Alexander, who sits in John Howard’s old seat of Bennelong, may have a UK citizenship given that his father, Gilbert Alexander, was born over there and may have conferred citizenship to his son.
Alexander told Fairfax that he has never renounced a foreign citizenship before entering parliament, and cannot definitively say that his father did prior to his birth.
As such, he may be ineligible to serve in parliament under section 44 of the constitution — the same clause that ruled out deputy prime minister Barnaby Joyce and four others.
"He (Alexander) believes his dad renounced his UK citizenship in the 41 years he lived in Australian before John was born,” a spokesman for Alexander told Fairfax.

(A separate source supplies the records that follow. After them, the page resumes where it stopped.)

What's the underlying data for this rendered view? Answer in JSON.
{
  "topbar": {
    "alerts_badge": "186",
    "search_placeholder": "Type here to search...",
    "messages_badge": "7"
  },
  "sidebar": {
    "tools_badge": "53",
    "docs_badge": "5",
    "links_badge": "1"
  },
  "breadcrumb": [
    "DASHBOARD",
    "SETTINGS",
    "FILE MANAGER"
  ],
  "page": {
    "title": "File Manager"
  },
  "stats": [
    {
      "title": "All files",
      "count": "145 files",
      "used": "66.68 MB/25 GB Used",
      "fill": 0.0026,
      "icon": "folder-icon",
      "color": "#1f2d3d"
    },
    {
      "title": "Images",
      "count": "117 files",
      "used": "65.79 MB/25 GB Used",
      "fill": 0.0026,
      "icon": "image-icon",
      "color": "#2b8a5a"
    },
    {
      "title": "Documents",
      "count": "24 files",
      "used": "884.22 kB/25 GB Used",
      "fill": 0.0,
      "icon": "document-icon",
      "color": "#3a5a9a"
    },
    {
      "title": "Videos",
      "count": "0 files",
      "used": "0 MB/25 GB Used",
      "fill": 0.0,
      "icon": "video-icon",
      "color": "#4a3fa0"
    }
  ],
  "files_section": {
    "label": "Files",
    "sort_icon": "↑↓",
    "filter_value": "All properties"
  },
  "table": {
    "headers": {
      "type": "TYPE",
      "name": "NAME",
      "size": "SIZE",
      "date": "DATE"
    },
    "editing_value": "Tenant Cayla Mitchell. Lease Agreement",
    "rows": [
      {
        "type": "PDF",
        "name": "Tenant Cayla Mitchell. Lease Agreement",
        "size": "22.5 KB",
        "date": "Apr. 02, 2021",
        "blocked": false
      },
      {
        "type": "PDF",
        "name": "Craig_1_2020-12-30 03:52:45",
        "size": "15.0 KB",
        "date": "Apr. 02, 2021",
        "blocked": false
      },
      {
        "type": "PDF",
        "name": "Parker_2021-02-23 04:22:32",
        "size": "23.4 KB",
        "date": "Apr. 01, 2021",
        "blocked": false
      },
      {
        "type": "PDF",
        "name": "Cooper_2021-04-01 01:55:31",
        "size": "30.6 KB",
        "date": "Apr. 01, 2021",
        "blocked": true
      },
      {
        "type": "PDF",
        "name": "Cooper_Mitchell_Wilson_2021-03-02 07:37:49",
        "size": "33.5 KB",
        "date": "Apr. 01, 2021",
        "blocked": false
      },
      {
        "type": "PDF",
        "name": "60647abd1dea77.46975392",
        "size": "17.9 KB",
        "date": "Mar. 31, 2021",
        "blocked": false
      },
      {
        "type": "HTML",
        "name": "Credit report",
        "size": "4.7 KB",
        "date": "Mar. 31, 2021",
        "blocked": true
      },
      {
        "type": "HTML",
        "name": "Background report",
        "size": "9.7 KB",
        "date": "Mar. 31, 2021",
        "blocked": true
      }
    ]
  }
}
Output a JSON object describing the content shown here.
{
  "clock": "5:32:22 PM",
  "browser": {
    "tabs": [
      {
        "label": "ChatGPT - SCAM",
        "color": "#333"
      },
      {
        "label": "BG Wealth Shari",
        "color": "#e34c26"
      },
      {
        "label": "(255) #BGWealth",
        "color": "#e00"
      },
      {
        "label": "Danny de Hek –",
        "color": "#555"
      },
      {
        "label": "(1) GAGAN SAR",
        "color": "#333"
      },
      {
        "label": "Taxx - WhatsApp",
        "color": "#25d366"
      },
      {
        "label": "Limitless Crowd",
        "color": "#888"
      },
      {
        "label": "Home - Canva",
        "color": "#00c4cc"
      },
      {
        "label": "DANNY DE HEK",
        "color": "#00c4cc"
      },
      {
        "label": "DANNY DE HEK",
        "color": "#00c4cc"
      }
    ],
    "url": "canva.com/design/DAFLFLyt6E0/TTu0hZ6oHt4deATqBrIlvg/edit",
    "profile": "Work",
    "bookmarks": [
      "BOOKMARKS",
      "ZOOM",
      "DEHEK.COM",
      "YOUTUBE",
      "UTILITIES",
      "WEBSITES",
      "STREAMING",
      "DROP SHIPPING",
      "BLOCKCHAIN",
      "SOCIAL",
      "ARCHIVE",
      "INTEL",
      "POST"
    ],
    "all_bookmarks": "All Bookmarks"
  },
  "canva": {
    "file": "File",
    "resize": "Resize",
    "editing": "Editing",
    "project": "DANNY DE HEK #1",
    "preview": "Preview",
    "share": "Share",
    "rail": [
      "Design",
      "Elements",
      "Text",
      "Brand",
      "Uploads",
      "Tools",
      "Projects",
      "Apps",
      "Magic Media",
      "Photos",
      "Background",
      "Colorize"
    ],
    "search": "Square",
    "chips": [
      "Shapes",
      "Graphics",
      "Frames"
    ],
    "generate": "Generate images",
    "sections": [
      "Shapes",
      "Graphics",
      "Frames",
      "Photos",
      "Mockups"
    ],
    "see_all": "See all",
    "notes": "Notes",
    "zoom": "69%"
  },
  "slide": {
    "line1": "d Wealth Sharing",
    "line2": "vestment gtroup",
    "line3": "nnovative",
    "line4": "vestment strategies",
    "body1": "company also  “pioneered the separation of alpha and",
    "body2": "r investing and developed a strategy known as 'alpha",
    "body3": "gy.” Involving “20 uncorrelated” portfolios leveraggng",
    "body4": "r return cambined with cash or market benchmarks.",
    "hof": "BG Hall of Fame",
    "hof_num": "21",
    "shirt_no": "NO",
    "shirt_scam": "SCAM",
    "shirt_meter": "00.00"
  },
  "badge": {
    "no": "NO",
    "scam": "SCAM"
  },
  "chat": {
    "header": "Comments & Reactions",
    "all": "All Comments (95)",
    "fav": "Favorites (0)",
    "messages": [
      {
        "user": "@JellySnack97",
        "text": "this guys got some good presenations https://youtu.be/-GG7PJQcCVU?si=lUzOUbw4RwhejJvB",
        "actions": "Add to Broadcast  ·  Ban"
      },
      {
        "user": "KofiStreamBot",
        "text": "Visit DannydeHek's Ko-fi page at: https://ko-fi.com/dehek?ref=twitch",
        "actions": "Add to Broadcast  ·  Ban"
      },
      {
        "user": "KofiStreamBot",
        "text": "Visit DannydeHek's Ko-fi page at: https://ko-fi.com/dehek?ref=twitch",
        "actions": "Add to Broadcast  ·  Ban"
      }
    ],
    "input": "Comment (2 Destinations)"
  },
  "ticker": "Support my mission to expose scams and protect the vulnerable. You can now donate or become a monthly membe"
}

“But of course he will fully participate in the process that the PM has just announced today.”
Prime Minister Malcolm Turnbull today announced a system whereby MPs have to declare their citizenship history.
Alexander’s office’s claim that his father renounced is complicated by the fact that Australian citizenship only came into being as a concept in 1949 — two years before John Alexander’s birth.
As such, Gilbert had only that two year window to renounce his UK citizenship.
Gilbert Alexander was born in Essex, England in 1907.
Under the British Nationality Act 1948, people born to British citizens are automatically given citizenship of the UK by descent.